Brak okresu.
Witam, sytuacja wygląda tak, że w 2015 roku (miałam 15 lat) straciłam okres na ponad półtorej roku z powodu nieprawidłowego odchudzania się, ważyłam bardzo mało. Po nabraniu wagi (2017) okres dalej się nie pojawiał, odwiedziłam pierwszego ginekologa, który przepisał mi luteinę. Okres owszem pojawił się, ale bez żadnych typowych objawów, po prostu sobie był. Po odstawieniu luteiny cisza. Więc wybrałam się do kolejnego lekarza, który skierował mnie na badania hormonalne oraz przepisał mi Cyclodynon. Badania wyszły w porządku, wszystko w normie. Dzięki tym tabletkom okres pojawiał się, były typowe objawy, czyli bolesność piersi, kłucie podbrzusza mniej więcej w środku cyklu. Po odstawieniu przy końcu roku też wszystko było okej, okres był, niezbyt bolesny, pierwsze dni tylko były trochę nieprzyjemne. Jednak w tym miesiącu coś jest nie w porządku. Jest już 43 dzień cyklu i u mnie nadal cisza. Mogę wspomnieć, że w kwietniu i na początku kwietnia miałam dość sporo sytuacji stresowych - brałam antybiotyk, miałam zabieg, znieczulenie, wizyty kontrolne po zabiegu.

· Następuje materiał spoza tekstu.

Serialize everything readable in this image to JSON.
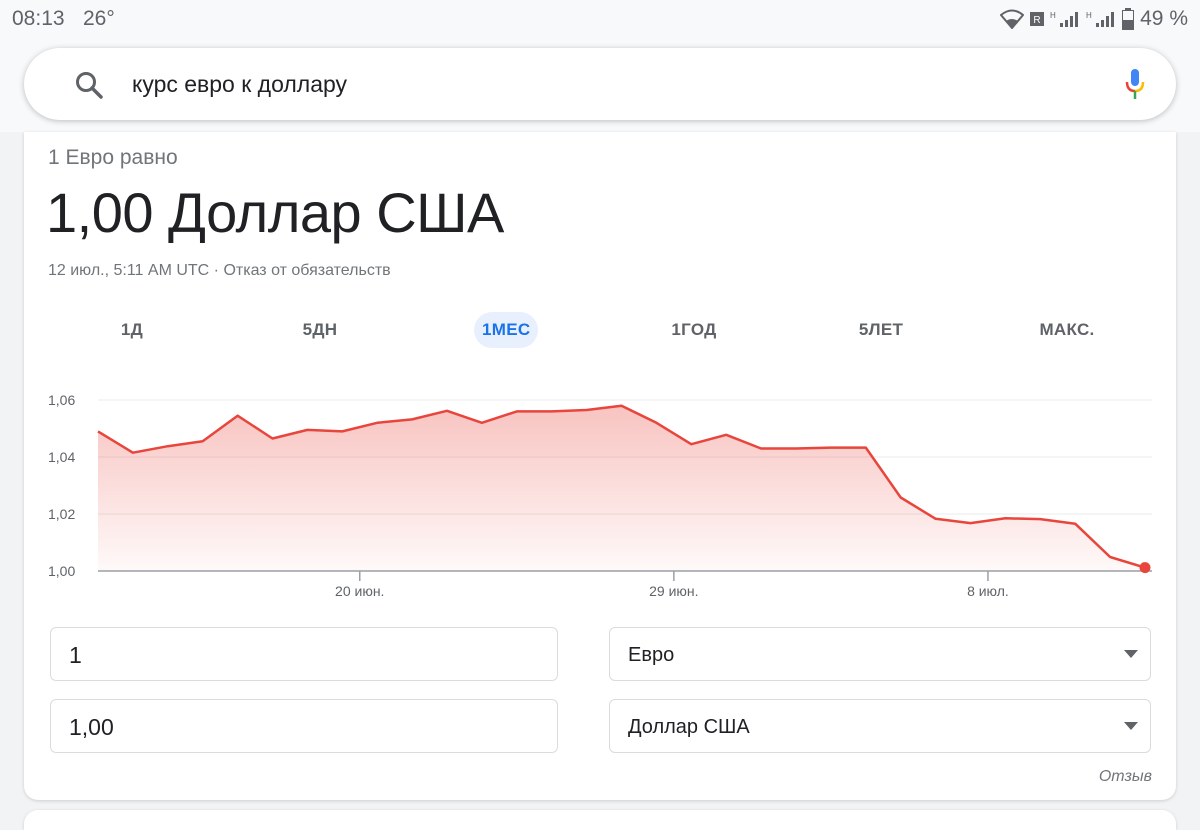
{
  "status_bar": {
    "time": "08:13",
    "temperature": "26°",
    "battery": "49 %",
    "icons": [
      "wifi-icon",
      "roaming-icon",
      "signal-icon",
      "signal-icon",
      "battery-icon"
    ]
  },
  "search": {
    "query": "курс евро к доллару"
  },
  "converter": {
    "equal_label": "1 Евро равно",
    "result": "1,00 Доллар США",
    "meta": "12 июл., 5:11 AM UTC · Отказ от обязательств"
  },
  "tabs": [
    {
      "label": "1Д",
      "active": false
    },
    {
      "label": "5ДН",
      "active": false
    },
    {
      "label": "1МЕС",
      "active": true
    },
    {
      "label": "1ГОД",
      "active": false
    },
    {
      "label": "5ЛЕТ",
      "active": false
    },
    {
      "label": "МАКС.",
      "active": false
    }
  ],
  "inputs": {
    "from_amount": "1",
    "to_amount": "1,00",
    "from_currency": "Евро",
    "to_currency": "Доллар США"
  },
  "feedback": "Отзыв",
  "colors": {
    "accent": "#1a73e8",
    "line": "#e8453c"
  },
  "chart_data": {
    "type": "area",
    "y_ticks": [
      "1,06",
      "1,04",
      "1,02",
      "1,00"
    ],
    "ylim": [
      1.0,
      1.06
    ],
    "x_ticks": [
      {
        "label": "20 июн.",
        "index": 7.5
      },
      {
        "label": "29 июн.",
        "index": 16.5
      },
      {
        "label": "8 июл.",
        "index": 25.5
      }
    ],
    "values": [
      1.049,
      1.0415,
      1.0438,
      1.0455,
      1.0545,
      1.0465,
      1.0495,
      1.049,
      1.052,
      1.0532,
      1.0562,
      1.052,
      1.056,
      1.056,
      1.0565,
      1.058,
      1.052,
      1.0445,
      1.0478,
      1.043,
      1.043,
      1.0433,
      1.0433,
      1.0258,
      1.0183,
      1.0168,
      1.0185,
      1.0182,
      1.0166,
      1.0049,
      1.0012
    ]
  }
}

Jednak poprzedni okres 9 kwietnia przyszedł, więc co może być tego przyczyną? Pamiętam też, że 35 dnia trochę pokłuło, pobolały piersi, czy przez te wydarzenia mogła po prostu przesunąć się troszkę owulacja? Zastanawiam się też czy powinnam śpieszyć się z wizytą u ginekologa, czy jeszcze może troszkę poczekać. Nie ukrywam, że brak okresu też wpływa na mnie dość negatywnie.
PS. Nie zmieniałam ani diety, nie schudłam ponownie, nie przytyłam, nie współżyję, myślę, że wszystkie potrzebne informacje zawarte.